For those who want a richer, warmer and sort of a "vintage" sound, the speakers can be placed almost right up against the rear wall which will bloom the upper bass region somewhat and make the speakers feel like they are a part of the room itself. For those who'd prefer a balance between detail and warmth, the presence of this lower midrange and upper bass is fine tunable by the distance of the speakers from the rear wall and less so via the horizontal distance between the speakers and even a little less so, their distance off the ground.


Orcas can also be set up very successfully into a nearfield listening situation, an arrangement which makes the room reverberation time much longer than the time it takes for the speakers' sound to reach the listener directly. The brain filters out the room reverberation and is left with a more direct connection to the music that is akin (but arguably superior) to headphones. The difference is that speakers make tangible, emotive, and jaw dropping bass that can really affect you. In nearfield listening, the speakers and listener are arranged in an equilateral triangle and the speakers point directly at the listener's ears. The listening distance can be between several feet away to under a foot away from the speakers. Most important is that the speakers and listener are placed out in the middle of the room, away from walls and other surfaces to achieve the full clarity of the nearfield listening experience.

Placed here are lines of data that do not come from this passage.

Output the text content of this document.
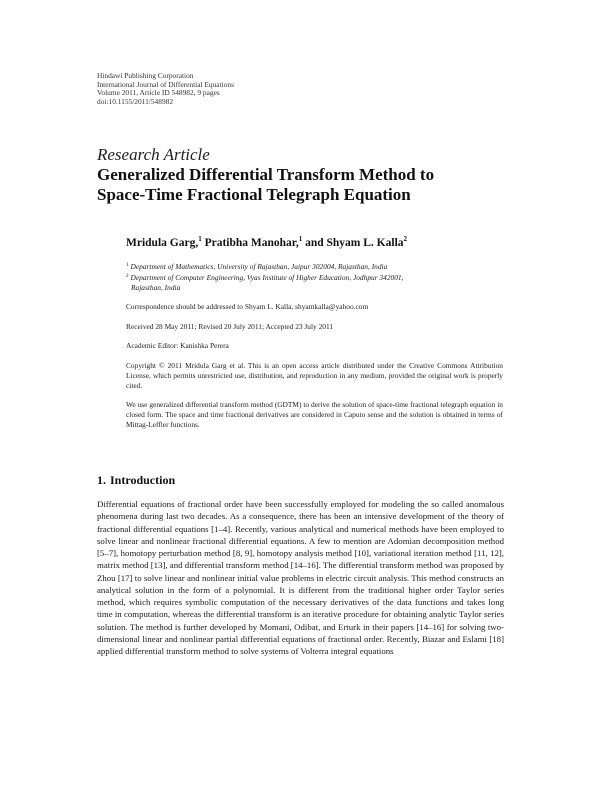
Hindawi Publishing Corporation
International Journal of Differential Equations
Volume 2011, Article ID 548982, 9 pages
doi:10.1155/2011/548982
Research Article
Generalized Differential Transform Method to
Space-Time Fractional Telegraph Equation
Mridula Garg,$^1$ Pratibha Manohar,$^1$ and Shyam L. Kalla$^2$
$^1$ Department of Mathematics, University of Rajasthan, Jaipur 302004, Rajasthan, India
$^2$ Department of Computer Engineering, Vyas Institute of Higher Education, Jodhpur 342001,
Rajasthan, India
Correspondence should be addressed to Shyam L. Kalla, shyamkalla@yahoo.com
Received 28 May 2011; Revised 20 July 2011; Accepted 23 July 2011
Academic Editor: Kanishka Perera
Copyright © 2011 Mridula Garg et al. This is an open access article distributed under the Creative Commons Attribution License, which permits unrestricted use, distribution, and reproduction in any medium, provided the original work is properly cited.
We use generalized differential transform method (GDTM) to derive the solution of space-time fractional telegraph equation in closed form. The space and time fractional derivatives are considered in Caputo sense and the solution is obtained in terms of Mittag-Leffler functions.
1. Introduction
Differential equations of fractional order have been successfully employed for modeling the so called anomalous phenomena during last two decades. As a consequence, there has been an intensive development of the theory of fractional differential equations [1–4]. Recently, various analytical and numerical methods have been employed to solve linear and nonlinear fractional differential equations. A few to mention are Adomian decomposition method [5–7], homotopy perturbation method [8, 9], homotopy analysis method [10], variational iteration method [11, 12], matrix method [13], and differential transform method [14–16]. The differential transform method was proposed by Zhou [17] to solve linear and nonlinear initial value problems in electric circuit analysis. This method constructs an analytical solution in the form of a polynomial. It is different from the traditional higher order Taylor series method, which requires symbolic computation of the necessary derivatives of the data functions and takes long time in computation, whereas the differential transform is an iterative procedure for obtaining analytic Taylor series solution. The method is further developed by Momani, Odibat, and Erturk in their papers [14–16] for solving two-dimensional linear and nonlinear partial differential equations of fractional order. Recently, Biazar and Eslami [18] applied differential transform method to solve systems of Volterra integral equations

When setting up on a desktop, consider adding a set of Desktop Stands to angle the drivers to the height of your ears.


Adding one of our subwoofers will allow you to enjoy a full frequency response and is very much recommended for those setting their speakers up in larger rooms or for those who enjoy listening to most modern music. 

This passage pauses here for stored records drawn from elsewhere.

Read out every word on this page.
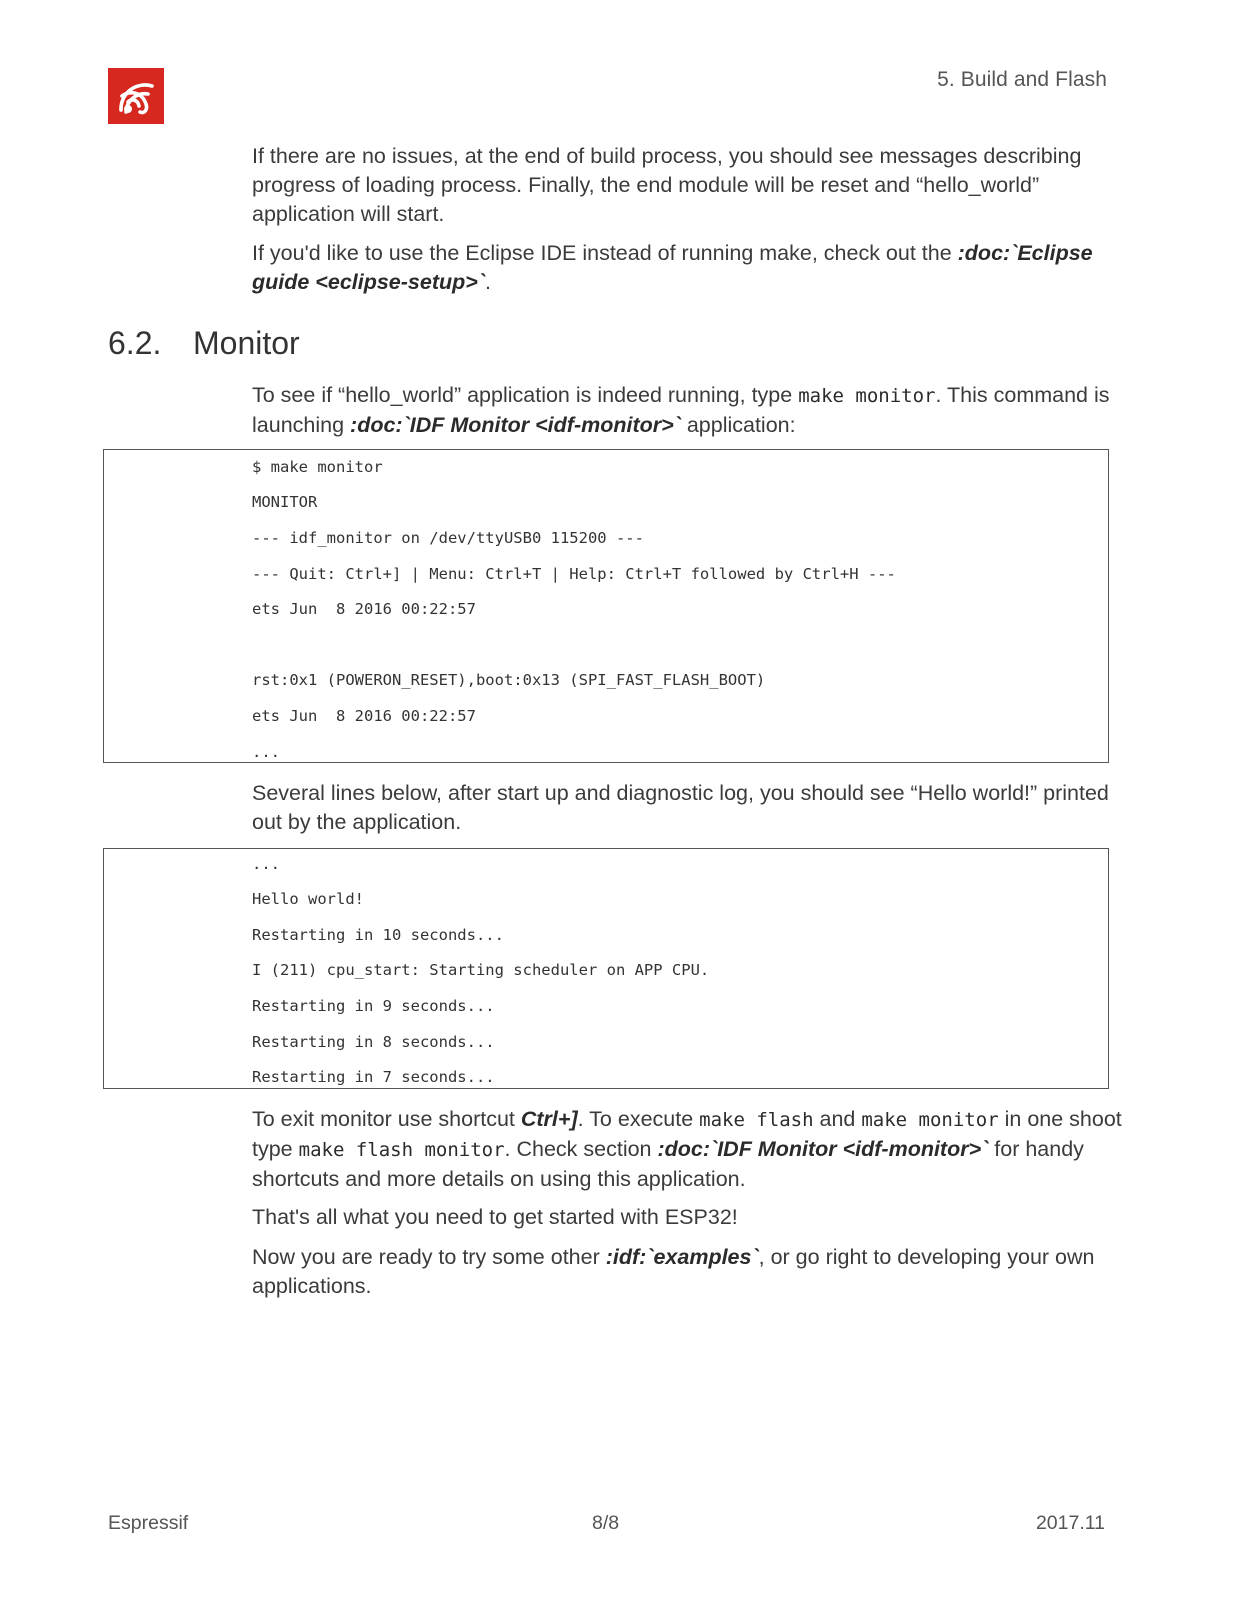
5. Build and Flash

If there are no issues, at the end of build process, you should see messages describing progress of loading process. Finally, the end module will be reset and “hello_world” application will start.

If you'd like to use the Eclipse IDE instead of running make, check out the :doc:`Eclipse guide <eclipse-setup>`.

6.2. Monitor

To see if “hello_world” application is indeed running, type make monitor. This command is launching :doc:`IDF Monitor <idf-monitor>` application:

$ make monitor
MONITOR
--- idf_monitor on /dev/ttyUSB0 115200 ---
--- Quit: Ctrl+] | Menu: Ctrl+T | Help: Ctrl+T followed by Ctrl+H ---
ets Jun  8 2016 00:22:57
rst:0x1 (POWERON_RESET),boot:0x13 (SPI_FAST_FLASH_BOOT)
ets Jun  8 2016 00:22:57
...

Several lines below, after start up and diagnostic log, you should see “Hello world!” printed out by the application.

...
Hello world!
Restarting in 10 seconds...
I (211) cpu_start: Starting scheduler on APP CPU.
Restarting in 9 seconds...
Restarting in 8 seconds...
Restarting in 7 seconds...

To exit monitor use shortcut Ctrl+]. To execute make flash and make monitor in one shoot type make flash monitor. Check section :doc:`IDF Monitor <idf-monitor>` for handy shortcuts and more details on using this application.

That's all what you need to get started with ESP32!

Now you are ready to try some other :idf:`examples`, or go right to developing your own applications.

Espressif	8/8	2017.11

The Benthic Bass Unit is a compact subwoofer, designed for maximum flexibility in regards to placement options. Ideally, a single subwoofer should be placed between your Orca Fullrange speakers; two subwoofers should be placed as close to each speaker as possible: underneath or side by side. 

If you need to place the Benthic Bass Unit on the floor, separated from your speakers, that is okay too, just be sure to keep it slightly behind or in line with the speakers and not in front of them.


The Triton was designed to be mounted on dedicated stands, or a stack of Benthic Bass Units networked into 4 pair arrangements with Octopus cables.  Given the larger size and musical presentation the Triton presents as compared to the Orca, a bit more space from side and rear walls will likely yield benefits in imaging and overall delicacy of the presentation.  However, this does not preclude them from traditional bookshelf placement in small rooms.  They will sound great wherever you put them.

In Large rooms: Since the Triton is a full sized speaker, even more space between each speaker and the side walls / rear wall may be needed to unleash their full potential. In the 16’ by 20’ listening space at our shop we have set them up to nice effect about 2’ from the back wall (as measured to the rear of the speaker) and at least 3’ from the sidewalls.